When it comes to brainstorming, especially with large teams, one of the challenges is getting the loudmouths to shut up and the quieter members to speak up. Easier said than done. It gets harder still when a team is comprised of numerous disciplines or if the organization’s muscle memory defaults to a standard approach to problem solving, i.e. ad agencies think of ads, digital agencies forget about propagation, brands focus on products instead of social content.
But one effective brainstorming approach is the “shut up and write technique.” Here’s how it works. Get everyone together — art, copy, strategy, mobile, tech, UX, media, social. Brief them on what you’re trying to do, the problem you’re hoping to solve, and the questions you need answered. (See this post on “How might we?”) Then don’t let anyone talk. Make everyone shut up for 10 full minutes and write down ideas. If they can’t think of ideas have them write down questions or obstacles. You’ll be surprised what you get back. Instead of one or two or three of the “typical” ideas your teams usually generate, you’ll find suggestions that come from a wide range of perspectives.
Here’s why it works.
The most assertive voices are neutralized
We all know that the loudest ideas aren’t always the best. It’s true also that ideas from the most senior people aren’t necessarily better than those from a rookie. By shutting everyone up the conversation doesn’t start with the boss or someone of rank saying, “Here’s what I think.”
No one has to compete for the floor
With large groups it’s common for people to think about getting their chance or planning when to chime in. That makes it harder to listen for anyone anxious to talk and it intimidates those who aren’t good at grabbing an opening. With this approach folks know that their ideas will get heard, as everyone gets a turn.
People won’t be influenced by earlier comments
“Yes but,” or “How about if you did it this way instead?” can advance the conversation but it can also put all the emphasis on one or two ideas. When everyone has a few minutes to think and focus there’s a tendency to come at it from one’s own perspective. You get a wider range of undeveloped ideas rather than a conversation that builds on one or two.

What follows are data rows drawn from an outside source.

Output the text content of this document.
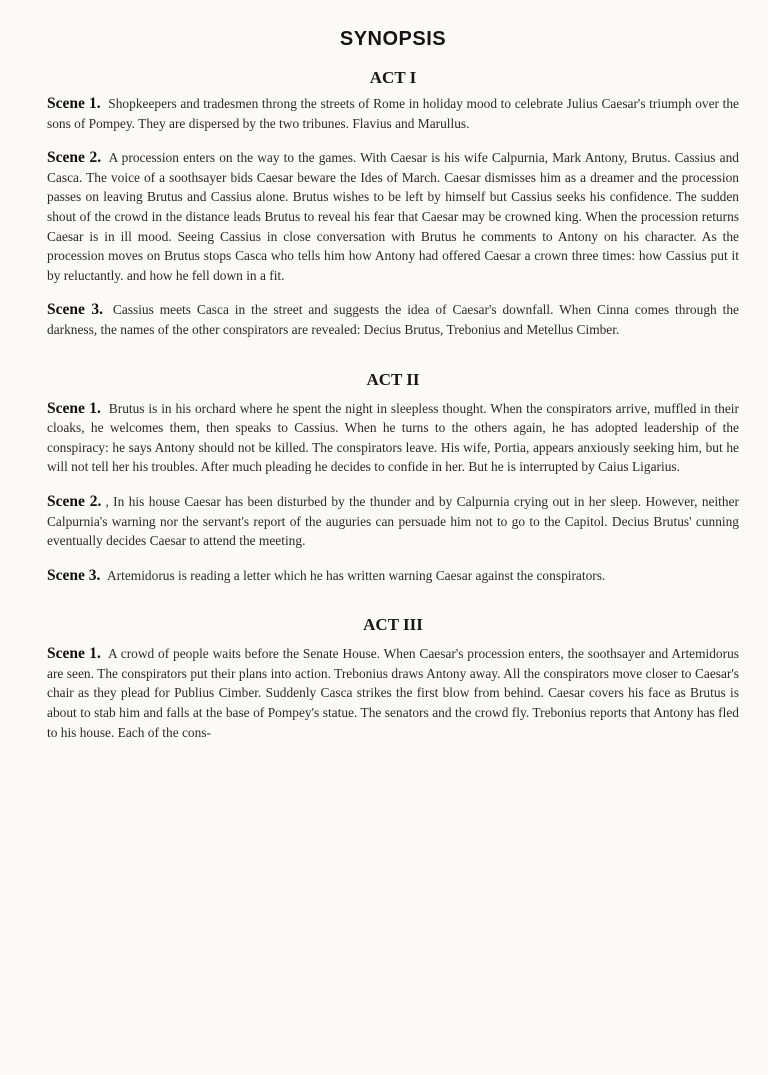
SYNOPSIS
ACT I

Scene 1. Shopkeepers and tradesmen throng the streets of Rome in holiday mood to celebrate Julius Caesar's triumph over the sons of Pompey. They are dispersed by the two tribunes. Flavius and Marullus.

Scene 2. A procession enters on the way to the games. With Caesar is his wife Calpurnia, Mark Antony, Brutus. Cassius and Casca. The voice of a soothsayer bids Caesar beware the Ides of March. Caesar dismisses him as a dreamer and the procession passes on leaving Brutus and Cassius alone. Brutus wishes to be left by himself but Cassius seeks his confidence. The sudden shout of the crowd in the distance leads Brutus to reveal his fear that Caesar may be crowned king. When the procession returns Caesar is in ill mood. Seeing Cassius in close conversation with Brutus he comments to Antony on his character. As the procession moves on Brutus stops Casca who tells him how Antony had offered Caesar a crown three times: how Cassius put it by reluctantly. and how he fell down in a fit.

Scene 3. Cassius meets Casca in the street and suggests the idea of Caesar's downfall. When Cinna comes through the darkness, the names of the other conspirators are revealed: Decius Brutus, Trebonius and Metellus Cimber.

ACT II

Scene 1. Brutus is in his orchard where he spent the night in sleepless thought. When the conspirators arrive, muffled in their cloaks, he welcomes them, then speaks to Cassius. When he turns to the others again, he has adopted leadership of the conspiracy: he says Antony should not be killed. The conspirators leave. His wife, Portia, appears anxiously seeking him, but he will not tell her his troubles. After much pleading he decides to confide in her. But he is interrupted by Caius Ligarius.

Scene 2. , In his house Caesar has been disturbed by the thunder and by Calpurnia crying out in her sleep. However, neither Calpurnia's warning nor the servant's report of the auguries can persuade him not to go to the Capitol. Decius Brutus' cunning eventually decides Caesar to attend the meeting.

Scene 3. Artemidorus is reading a letter which he has written warning Caesar against the conspirators.

ACT III

Scene 1. A crowd of people waits before the Senate House. When Caesar's procession enters, the soothsayer and Artemidorus are seen. The conspirators put their plans into action. Trebonius draws Antony away. All the conspirators move closer to Caesar's chair as they plead for Publius Cimber. Suddenly Casca strikes the first blow from behind. Caesar covers his face as Brutus is about to stab him and falls at the base of Pompey's statue. The senators and the crowd fly. Trebonius reports that Antony has fled to his house. Each of the cons-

Everyone feels important and equal
The “shut up and write technique” sends a message to everyone in the room that: a. they need to generate ideas and b. their ideas matter to the project. It’s a tactic that both demands and encourages participation.
It focuses people on their area of expertise
This might be the best reason of all. Getting people to write down what they think will work generally gets participants to draw on their their area of expertise. Developers don’t come up with ad ideas, they come up with programs, or platforms, or technological solutions. In an organization that defaults to one kind of solution, this can be quite refreshing.
We did this today on a new business project. Two things happened. We got lots of unexpected ideas that a traditional creative team would never have generated. And we got a ton of positive feedback from all who were invited to join. Both good outcomes. Got any other brainstorming techniques you want to share?
Oh, and a huge thanks to Tim Leake, who introduced me to this technique. Thanks, Tim.